Hint: Self-pollination is seen in bisexual flowers. Plants have adopted several mechanisms to prevent self-pollination. It is both genetically induced and growth related. Sometimes the anther is more developed than the stigma or vice-versa. Morphological structure of the reproductive part also plays a vital role in preventing self-pollination. Continuous self-pollination may lead the offspring to become weaker and less susceptible to diseases.
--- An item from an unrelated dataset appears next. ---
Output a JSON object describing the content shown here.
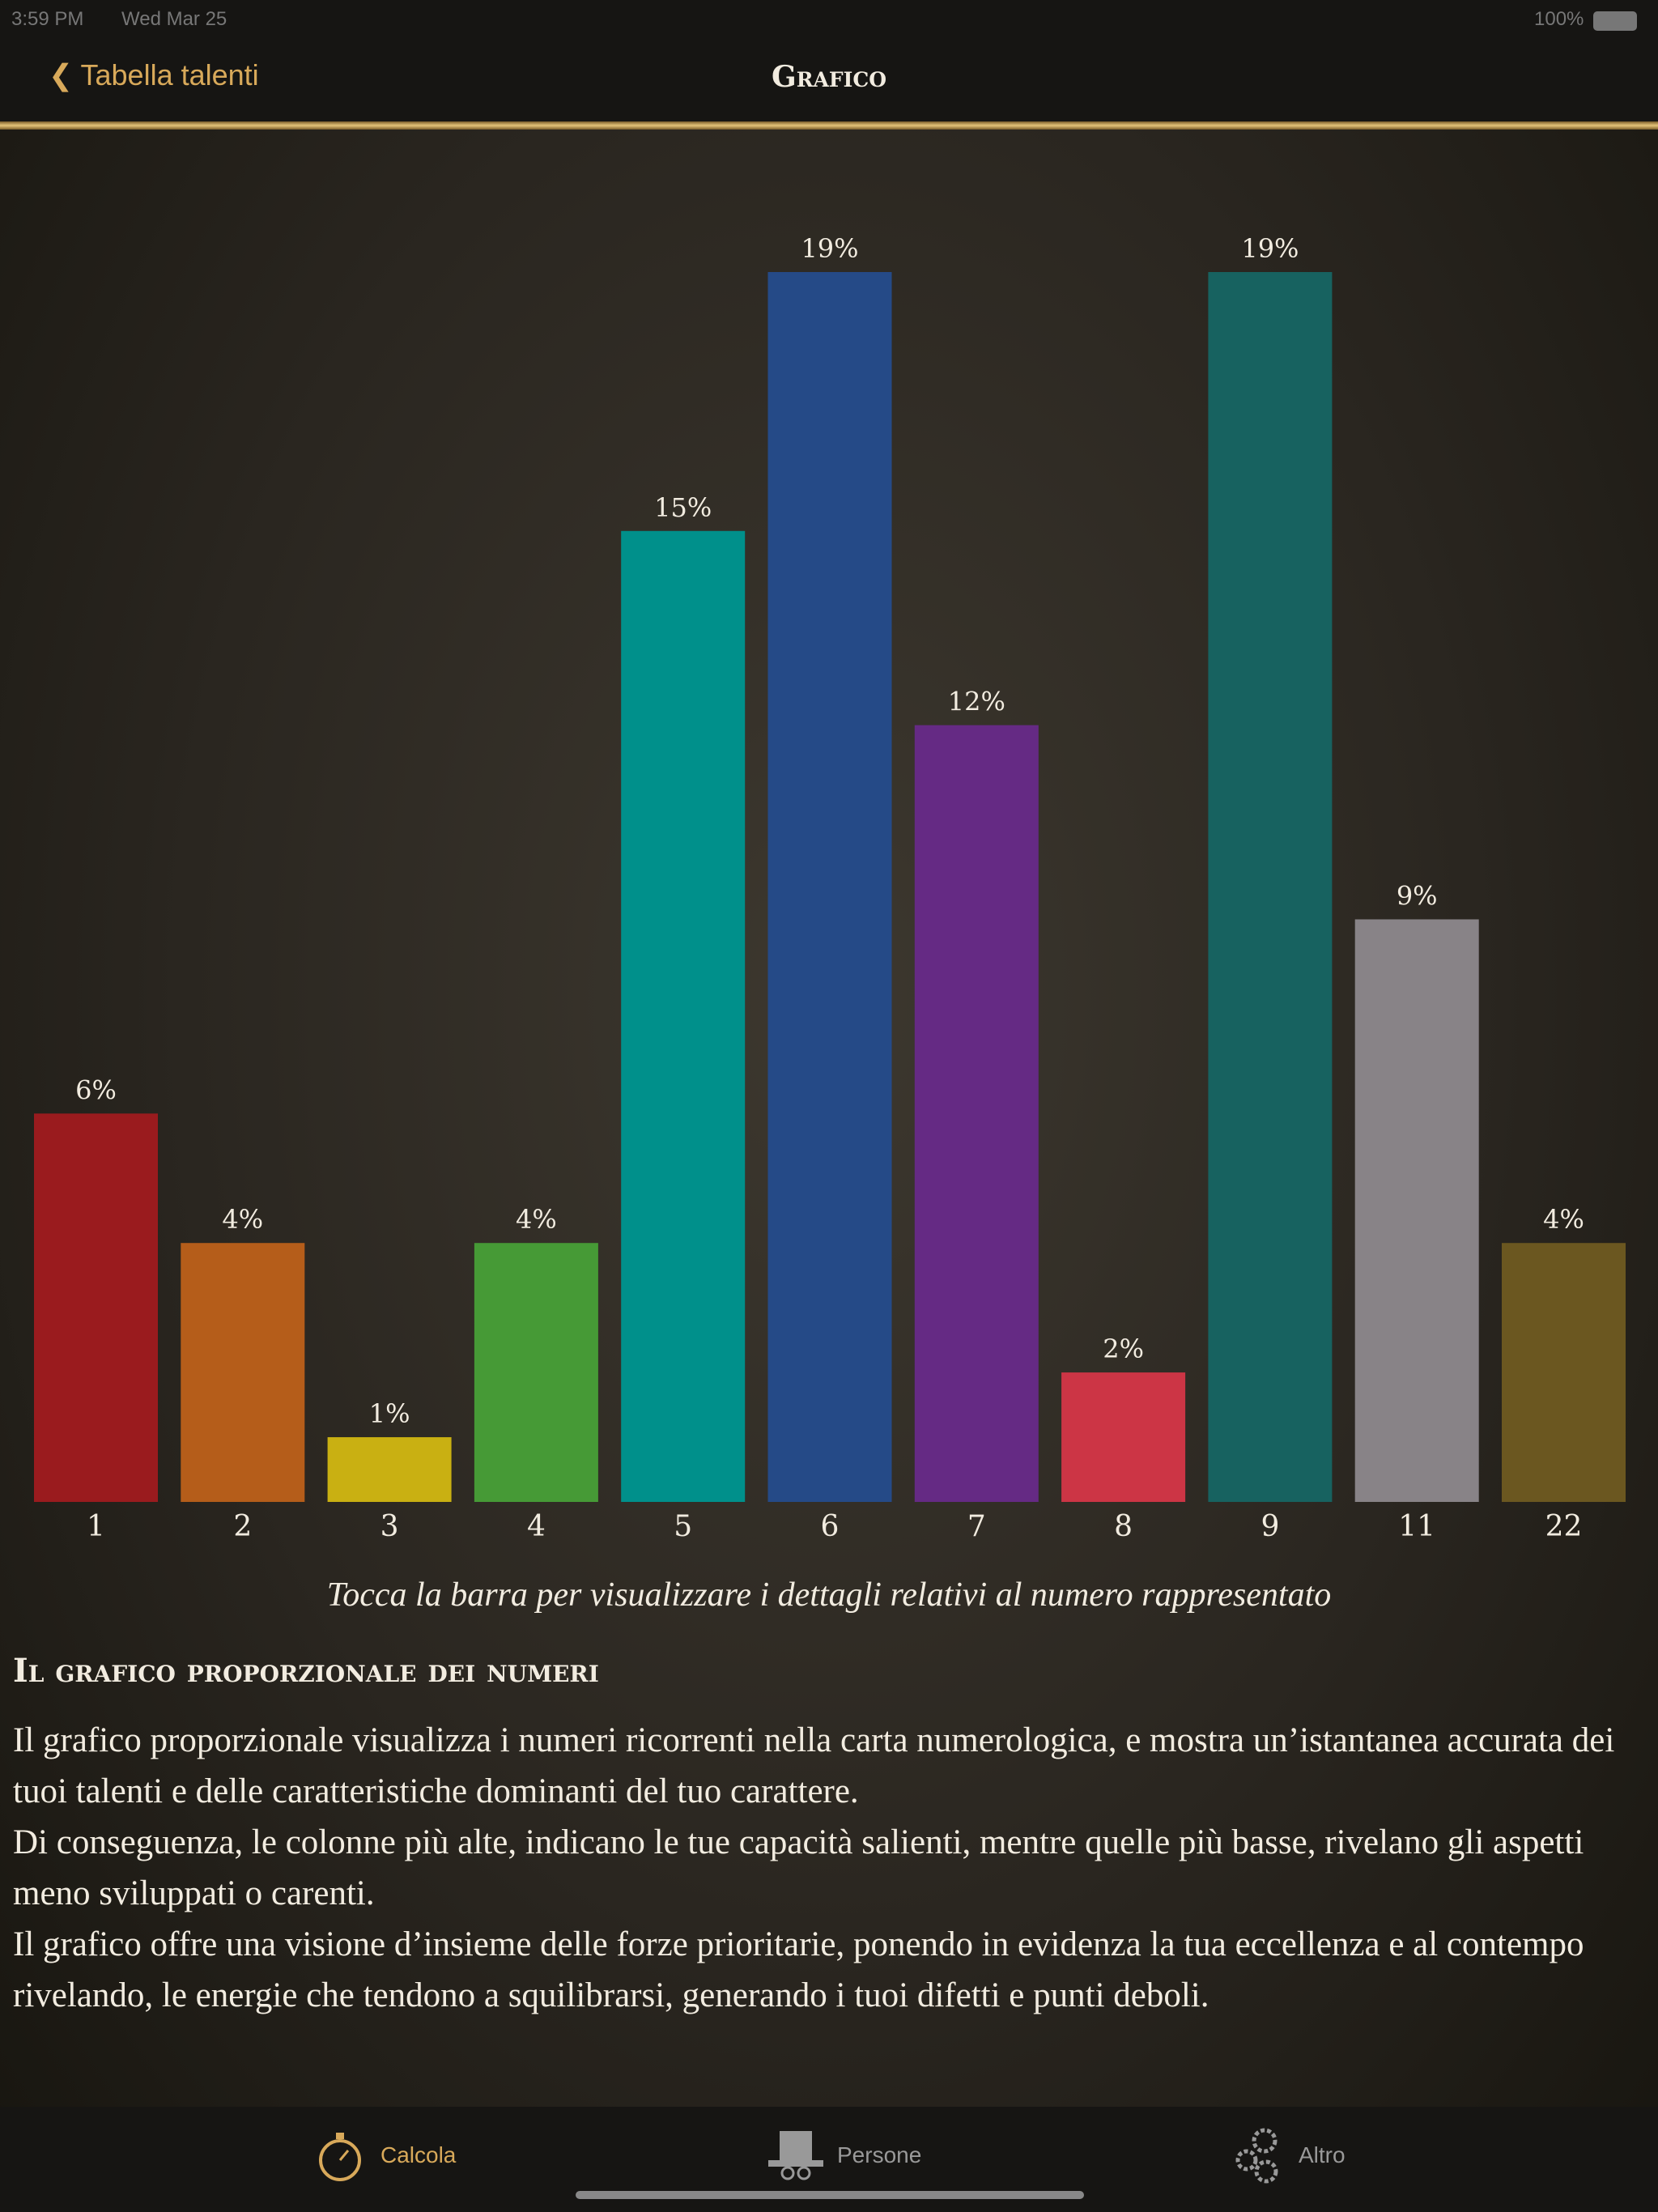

Complete answer: Self-pollination is a type of pollination in which pollen from one plant is transferred to the stigma of the same plant. There are two types of self-pollination. In autogamy pollen is transferred to the stigma of the same flower and in geitonogamy, pollen is transferred from the anther of one flower to the stigma of another flower on the same flowering plant. Self-pollination is prevented by various mechanisms. When the flower of one plant possesses some mechanical barrier on its stigmatic surface, it may affect the self-pollination. This condition is called herkogamy. Self-pollination could also be prevented genetically. When a plant cell contains a male sterility homozygous gene in its nucleus or cytoplasm, the anther of that plant will lose its ability to transfer pollen to the stigma. This is known as genetically induced male sterility. Heterostyly is the condition where the flowers of some plants have different lengths of stamens and styles so that self-pollination is prevented. When pollen and stigma of the flower mature at different times then self-pollination is not possible. This condition is called Dichogamy.
Note: The advantage of self-pollination is that only one type of plant is required for the process. Since the plant will inherit its gene from the parent plant, beneficial qualities can be passed down to its offspring. Self-pollination does not produce new variants and thus less likelihood of improvement in the next generation.